Z Morisem było tak samo, o niczym babcia nie wiedziała. Najpierw był ogromny szok (że jak? że pies w domu?), a teraz babcia jest pierwszą osoba, która go dokarmia... A najgorsze jest to, że ona ciągle daje mu coś do jedzenia za nic, nie rozumie, że tak nie wolno, więc Moris ciągle za nią lata, lubi ją, a ja wiem, że gdyby mu coś się stało, to ona w ogóle by się tym nie przejęła...

Mała robi postępy, dzisiaj zaczepiała Morisa i bawiła się się zabawką!!! No i Morisowi trochę się dostaje, jak jest zbyt natrętny :) Ale mimo wszytko jestem z niego dumna, dzisiaj np. rano na spacerze biegał z suczką ON-ka i był bardzo grzeczny. Choć na smyczy ujadał jak szalony... Gdyby tylko było więcej takich właścicieli, którzy pozwoliliby wykorzystać swoje psy, byłoby mi łatwiej. No ale mają prawo się bać takiego szczekacza... Mimo wszystko w życiu nie przypuszczałam, że dwa psy z problemami będą miały tak dobre relacje!

Madziuja - 22-12-2010, 16:16

Palinka, przeczytalam cala historie i bardzo sie ciesze,za sunia miala tyle szczescia ze stanelas na jej drodze.Jestes naprawde wspaniala jak i wspaniale jest to co robisz ;*
agata01510 - 23-12-2010, 06:50

Palinka napisał/a:
Mimo wszystko w życiu nie przypuszczałam, że dwa psy z problemami będą miały tak dobre relacje!


Kto się czubi,ten się lubi :D :D :D Pozdrawiam Was serdecznie życząc Wesołych i rodzinnych świąt ;* ;* ;*

[ Dodano: Czw 23 Gru, 2010 ]
Ja dziś wyjeżdżam do siostry na święta z moimi pieskami a tam trzy kociaki Zuzia,Tygrys i Prince i dwa psiaki sunia Emi i piesek Jerry plus moje dwa,więc śmiałyśmy sie z siostrą bo zwierzaków będzie więcej niż ludzi :D :D :D

ewusia81 - 23-12-2010, 09:04

W calej tej historii z happy endem zastanawiam sie tylko czy tamci wlasciciele poniosa jakas kare w zwiazku z sunia i jej bratem. Palinka wiesz cos na ten temat?? Czy TOZ zamierza wyciagnac jakies prawne konsekwencje??
Palinka - 23-12-2010, 23:31

ewusia81, no właśnie to ode mnie zależy, czy zgłoszę to do TOZ-u czy nie... Wtedy nie podałam jeszcze adresu... Jeszcze trochę go poobserwuję, obiecał, że będzie bardziej dbał o owczarki, że będzie nas informował o każdym wyjeździe i że nie kupi następnego psa... Ale nie wiem czy mogę mu wierzyć...

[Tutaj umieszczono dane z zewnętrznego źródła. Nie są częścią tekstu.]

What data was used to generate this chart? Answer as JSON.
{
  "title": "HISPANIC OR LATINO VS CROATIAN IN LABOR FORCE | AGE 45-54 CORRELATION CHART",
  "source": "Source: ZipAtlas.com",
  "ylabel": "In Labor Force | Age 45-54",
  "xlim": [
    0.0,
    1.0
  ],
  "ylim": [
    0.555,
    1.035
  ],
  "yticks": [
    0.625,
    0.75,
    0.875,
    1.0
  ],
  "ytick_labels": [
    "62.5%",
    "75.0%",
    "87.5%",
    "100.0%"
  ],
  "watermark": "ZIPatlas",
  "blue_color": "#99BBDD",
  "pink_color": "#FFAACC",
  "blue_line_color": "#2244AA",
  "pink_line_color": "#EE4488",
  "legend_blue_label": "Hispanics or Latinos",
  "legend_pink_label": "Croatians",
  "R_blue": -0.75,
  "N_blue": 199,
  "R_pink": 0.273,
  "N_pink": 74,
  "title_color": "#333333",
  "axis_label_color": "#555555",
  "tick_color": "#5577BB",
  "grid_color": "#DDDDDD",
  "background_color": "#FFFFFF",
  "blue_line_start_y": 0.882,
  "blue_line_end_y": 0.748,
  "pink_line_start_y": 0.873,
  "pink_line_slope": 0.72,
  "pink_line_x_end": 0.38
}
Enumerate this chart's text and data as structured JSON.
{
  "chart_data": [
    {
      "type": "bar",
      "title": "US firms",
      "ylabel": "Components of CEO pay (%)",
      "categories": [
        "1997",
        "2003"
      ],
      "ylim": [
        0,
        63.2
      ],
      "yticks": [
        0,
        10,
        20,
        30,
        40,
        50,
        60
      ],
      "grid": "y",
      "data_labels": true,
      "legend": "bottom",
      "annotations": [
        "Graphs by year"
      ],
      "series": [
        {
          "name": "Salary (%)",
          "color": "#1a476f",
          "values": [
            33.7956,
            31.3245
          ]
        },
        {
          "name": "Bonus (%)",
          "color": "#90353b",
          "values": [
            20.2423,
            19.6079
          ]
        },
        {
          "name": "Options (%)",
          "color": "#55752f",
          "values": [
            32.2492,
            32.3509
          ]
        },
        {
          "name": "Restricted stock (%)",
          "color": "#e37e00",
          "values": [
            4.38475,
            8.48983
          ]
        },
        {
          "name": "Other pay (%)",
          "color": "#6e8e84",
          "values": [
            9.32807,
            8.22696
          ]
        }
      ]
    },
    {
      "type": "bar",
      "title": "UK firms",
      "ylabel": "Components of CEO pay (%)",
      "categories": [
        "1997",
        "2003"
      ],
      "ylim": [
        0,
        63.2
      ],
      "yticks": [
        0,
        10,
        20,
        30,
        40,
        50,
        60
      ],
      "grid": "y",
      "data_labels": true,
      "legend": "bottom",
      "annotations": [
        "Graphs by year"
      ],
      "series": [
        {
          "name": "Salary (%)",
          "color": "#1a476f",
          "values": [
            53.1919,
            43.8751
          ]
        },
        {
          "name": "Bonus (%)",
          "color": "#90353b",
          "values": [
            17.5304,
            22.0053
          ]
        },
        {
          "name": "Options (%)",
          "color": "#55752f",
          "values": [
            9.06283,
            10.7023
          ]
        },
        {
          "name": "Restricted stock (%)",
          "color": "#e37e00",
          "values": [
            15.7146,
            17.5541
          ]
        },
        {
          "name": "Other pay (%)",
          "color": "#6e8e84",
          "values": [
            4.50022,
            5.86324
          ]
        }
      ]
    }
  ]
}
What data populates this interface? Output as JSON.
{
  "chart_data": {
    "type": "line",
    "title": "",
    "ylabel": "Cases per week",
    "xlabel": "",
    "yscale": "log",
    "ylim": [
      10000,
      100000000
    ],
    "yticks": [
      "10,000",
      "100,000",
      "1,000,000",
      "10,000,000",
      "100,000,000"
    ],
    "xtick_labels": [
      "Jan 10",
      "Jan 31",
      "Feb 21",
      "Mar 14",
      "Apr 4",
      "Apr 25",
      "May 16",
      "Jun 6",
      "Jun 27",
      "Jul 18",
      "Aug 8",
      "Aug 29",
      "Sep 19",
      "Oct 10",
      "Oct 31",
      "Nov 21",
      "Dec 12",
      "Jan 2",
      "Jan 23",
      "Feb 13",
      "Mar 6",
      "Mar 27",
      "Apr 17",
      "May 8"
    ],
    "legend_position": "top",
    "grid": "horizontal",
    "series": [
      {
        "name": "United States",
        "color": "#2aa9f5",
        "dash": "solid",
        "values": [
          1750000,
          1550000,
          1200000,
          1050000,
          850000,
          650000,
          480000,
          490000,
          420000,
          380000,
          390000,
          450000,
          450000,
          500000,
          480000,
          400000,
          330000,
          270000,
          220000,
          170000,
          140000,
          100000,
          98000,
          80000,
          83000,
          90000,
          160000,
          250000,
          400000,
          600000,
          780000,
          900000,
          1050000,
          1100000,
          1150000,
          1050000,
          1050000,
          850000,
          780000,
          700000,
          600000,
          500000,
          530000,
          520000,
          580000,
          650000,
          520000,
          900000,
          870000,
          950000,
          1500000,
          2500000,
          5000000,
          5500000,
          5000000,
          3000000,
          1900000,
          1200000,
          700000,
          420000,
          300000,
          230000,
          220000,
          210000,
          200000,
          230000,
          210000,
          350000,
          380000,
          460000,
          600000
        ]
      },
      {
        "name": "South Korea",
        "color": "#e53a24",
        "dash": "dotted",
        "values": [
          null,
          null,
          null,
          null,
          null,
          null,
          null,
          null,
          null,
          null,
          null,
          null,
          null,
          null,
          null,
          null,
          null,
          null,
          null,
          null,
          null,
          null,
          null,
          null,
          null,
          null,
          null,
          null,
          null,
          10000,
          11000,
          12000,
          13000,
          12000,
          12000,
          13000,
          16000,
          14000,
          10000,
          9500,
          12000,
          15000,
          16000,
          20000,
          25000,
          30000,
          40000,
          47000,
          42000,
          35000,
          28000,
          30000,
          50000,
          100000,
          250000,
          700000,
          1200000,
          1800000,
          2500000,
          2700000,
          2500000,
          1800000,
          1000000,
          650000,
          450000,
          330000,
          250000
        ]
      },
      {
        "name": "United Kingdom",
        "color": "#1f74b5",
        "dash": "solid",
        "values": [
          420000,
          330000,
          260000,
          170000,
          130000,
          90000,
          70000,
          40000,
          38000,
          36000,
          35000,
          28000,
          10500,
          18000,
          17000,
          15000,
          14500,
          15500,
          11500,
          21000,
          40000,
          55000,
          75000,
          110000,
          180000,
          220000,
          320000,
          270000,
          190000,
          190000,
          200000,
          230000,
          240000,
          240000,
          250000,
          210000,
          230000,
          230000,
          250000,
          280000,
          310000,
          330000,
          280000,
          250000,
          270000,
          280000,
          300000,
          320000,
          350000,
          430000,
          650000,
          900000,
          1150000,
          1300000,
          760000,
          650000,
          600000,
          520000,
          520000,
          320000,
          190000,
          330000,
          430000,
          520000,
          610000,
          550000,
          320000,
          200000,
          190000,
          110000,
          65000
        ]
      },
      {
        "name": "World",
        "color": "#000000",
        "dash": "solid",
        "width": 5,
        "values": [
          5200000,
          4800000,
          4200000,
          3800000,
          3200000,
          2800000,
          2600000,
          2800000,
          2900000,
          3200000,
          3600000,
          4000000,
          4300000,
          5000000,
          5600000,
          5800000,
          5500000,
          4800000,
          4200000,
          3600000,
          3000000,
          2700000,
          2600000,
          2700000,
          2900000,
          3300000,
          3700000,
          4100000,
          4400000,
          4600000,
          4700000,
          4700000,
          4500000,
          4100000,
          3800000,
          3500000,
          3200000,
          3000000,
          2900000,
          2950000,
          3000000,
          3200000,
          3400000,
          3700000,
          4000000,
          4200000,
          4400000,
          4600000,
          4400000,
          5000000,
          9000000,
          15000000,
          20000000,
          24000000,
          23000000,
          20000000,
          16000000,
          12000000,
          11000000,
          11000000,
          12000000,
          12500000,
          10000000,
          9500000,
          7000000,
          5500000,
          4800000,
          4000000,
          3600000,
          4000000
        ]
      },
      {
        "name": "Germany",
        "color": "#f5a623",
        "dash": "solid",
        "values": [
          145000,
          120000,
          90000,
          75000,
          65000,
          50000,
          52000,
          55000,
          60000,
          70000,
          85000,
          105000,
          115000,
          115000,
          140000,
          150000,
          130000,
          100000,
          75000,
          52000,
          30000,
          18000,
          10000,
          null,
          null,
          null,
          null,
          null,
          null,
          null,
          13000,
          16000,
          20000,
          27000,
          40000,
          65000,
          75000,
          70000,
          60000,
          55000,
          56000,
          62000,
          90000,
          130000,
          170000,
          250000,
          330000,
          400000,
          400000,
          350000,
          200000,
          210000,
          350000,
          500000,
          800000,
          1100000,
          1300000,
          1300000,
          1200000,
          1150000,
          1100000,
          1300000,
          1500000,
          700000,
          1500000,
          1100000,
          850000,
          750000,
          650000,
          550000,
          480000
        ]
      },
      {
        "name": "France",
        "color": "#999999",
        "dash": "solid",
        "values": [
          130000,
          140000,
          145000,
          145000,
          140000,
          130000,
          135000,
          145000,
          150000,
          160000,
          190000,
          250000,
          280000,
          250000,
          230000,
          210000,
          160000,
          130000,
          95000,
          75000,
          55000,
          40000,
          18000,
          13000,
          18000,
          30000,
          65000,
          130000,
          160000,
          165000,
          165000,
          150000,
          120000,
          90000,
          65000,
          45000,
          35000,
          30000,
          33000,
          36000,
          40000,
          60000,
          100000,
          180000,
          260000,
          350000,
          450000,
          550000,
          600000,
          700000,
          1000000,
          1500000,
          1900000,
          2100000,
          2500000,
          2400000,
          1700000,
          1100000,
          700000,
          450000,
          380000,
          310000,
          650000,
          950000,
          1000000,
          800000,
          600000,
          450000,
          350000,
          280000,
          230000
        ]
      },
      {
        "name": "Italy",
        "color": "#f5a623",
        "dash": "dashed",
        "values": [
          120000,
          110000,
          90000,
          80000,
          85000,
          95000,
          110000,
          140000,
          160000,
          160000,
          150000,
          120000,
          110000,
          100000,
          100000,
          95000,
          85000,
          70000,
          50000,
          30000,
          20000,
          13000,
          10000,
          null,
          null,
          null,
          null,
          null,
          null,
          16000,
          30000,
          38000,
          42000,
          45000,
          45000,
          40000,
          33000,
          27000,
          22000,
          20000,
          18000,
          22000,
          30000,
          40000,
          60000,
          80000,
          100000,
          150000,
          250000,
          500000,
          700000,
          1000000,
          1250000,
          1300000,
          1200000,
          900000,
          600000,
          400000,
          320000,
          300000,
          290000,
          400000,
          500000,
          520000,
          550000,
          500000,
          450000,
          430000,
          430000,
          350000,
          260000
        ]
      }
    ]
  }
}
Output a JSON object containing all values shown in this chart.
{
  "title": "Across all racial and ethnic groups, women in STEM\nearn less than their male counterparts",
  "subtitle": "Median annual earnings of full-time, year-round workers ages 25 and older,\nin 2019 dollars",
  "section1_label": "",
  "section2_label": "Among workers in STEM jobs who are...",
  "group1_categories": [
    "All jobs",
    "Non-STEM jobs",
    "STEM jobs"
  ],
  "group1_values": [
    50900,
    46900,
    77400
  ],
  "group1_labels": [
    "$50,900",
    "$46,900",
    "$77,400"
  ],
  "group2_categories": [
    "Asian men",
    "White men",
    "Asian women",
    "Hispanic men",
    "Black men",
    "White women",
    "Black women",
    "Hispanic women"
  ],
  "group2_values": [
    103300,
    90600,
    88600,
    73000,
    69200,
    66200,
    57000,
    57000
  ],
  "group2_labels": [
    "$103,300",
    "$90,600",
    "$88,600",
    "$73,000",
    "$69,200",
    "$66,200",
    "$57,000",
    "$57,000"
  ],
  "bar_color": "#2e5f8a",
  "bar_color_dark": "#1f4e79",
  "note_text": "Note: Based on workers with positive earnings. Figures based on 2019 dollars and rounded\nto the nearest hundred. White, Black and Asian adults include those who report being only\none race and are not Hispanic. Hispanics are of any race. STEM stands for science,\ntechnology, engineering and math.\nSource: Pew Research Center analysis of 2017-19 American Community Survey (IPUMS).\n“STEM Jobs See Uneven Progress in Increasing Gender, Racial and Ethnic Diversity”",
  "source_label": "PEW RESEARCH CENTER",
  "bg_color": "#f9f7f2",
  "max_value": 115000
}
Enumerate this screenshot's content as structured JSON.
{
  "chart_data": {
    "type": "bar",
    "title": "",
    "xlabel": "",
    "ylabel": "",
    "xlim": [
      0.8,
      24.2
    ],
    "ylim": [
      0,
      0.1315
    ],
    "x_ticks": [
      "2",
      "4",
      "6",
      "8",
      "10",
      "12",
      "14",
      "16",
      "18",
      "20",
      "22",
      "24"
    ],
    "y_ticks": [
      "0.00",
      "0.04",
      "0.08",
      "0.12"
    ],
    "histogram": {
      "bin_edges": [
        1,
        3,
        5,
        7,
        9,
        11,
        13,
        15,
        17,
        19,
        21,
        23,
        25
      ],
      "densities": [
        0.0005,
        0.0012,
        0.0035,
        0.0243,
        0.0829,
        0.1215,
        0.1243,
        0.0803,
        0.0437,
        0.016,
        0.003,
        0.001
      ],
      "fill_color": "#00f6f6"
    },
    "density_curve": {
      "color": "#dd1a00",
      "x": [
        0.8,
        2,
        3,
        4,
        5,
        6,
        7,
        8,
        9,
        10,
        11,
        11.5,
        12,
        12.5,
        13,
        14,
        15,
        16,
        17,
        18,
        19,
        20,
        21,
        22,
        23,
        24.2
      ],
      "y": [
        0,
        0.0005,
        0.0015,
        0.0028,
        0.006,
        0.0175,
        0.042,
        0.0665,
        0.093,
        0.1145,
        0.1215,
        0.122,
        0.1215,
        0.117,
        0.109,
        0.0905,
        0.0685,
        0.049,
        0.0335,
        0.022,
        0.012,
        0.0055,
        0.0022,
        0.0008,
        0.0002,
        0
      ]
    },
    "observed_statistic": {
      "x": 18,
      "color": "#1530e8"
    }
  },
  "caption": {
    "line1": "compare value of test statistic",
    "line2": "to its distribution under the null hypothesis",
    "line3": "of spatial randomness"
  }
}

Sunia była dzisiaj u weterynarza, jest zaszczepiona, zaczipowana, ma paszport... Już może jechać do domku :( Nie wiem jak ja się z nią rozstanę :cring: Gdyby tylko mogła zostać w Polsce, nieważne jak daleko, zawsze kiedyś mogłabym ją odwiedzić, a tak... :(

Ogólnie wizyta u weterynarza była dla niej koszmarem :( Począwszy od samochodu, do którego ostatecznie trzeba było ją wsadzić, przez gabinet, do którego panicznie bała się wejść, a skończywszy na innych psach i własnym odbiciu na szklanych drzwiach, które strasznie obszczekiwała :(

Dzisiaj jest pierwszy raz w domu, panicznie boi się schodów, przez cały dzień zwiedziła tylko mój pokój i kuchnię, dalej nie jest w stanie dojść, nawet za parówkę... Przesuwa przednie łapy, tylne dosłownie ciągnie za sobą... Do tego ciągle piszczy... Teraz dopiero usnęła.

Ale muszę ja pochwalić, bo w ogóle nie brudzi w domu :) Ale gdy przyszłam do niej rano do garażu, to zastałam tam istną demolkę!!! Oj rozbrykała się mała... Tylko biednemu Morisowi ciągle się dostaje... Wystarczy, że czegoś się sunia przestraszy, to wyżywa się na Morisie. On już jest taki ostrożny, żeby jej nie zdenerwować. Bardzo jestem z niego dumna :)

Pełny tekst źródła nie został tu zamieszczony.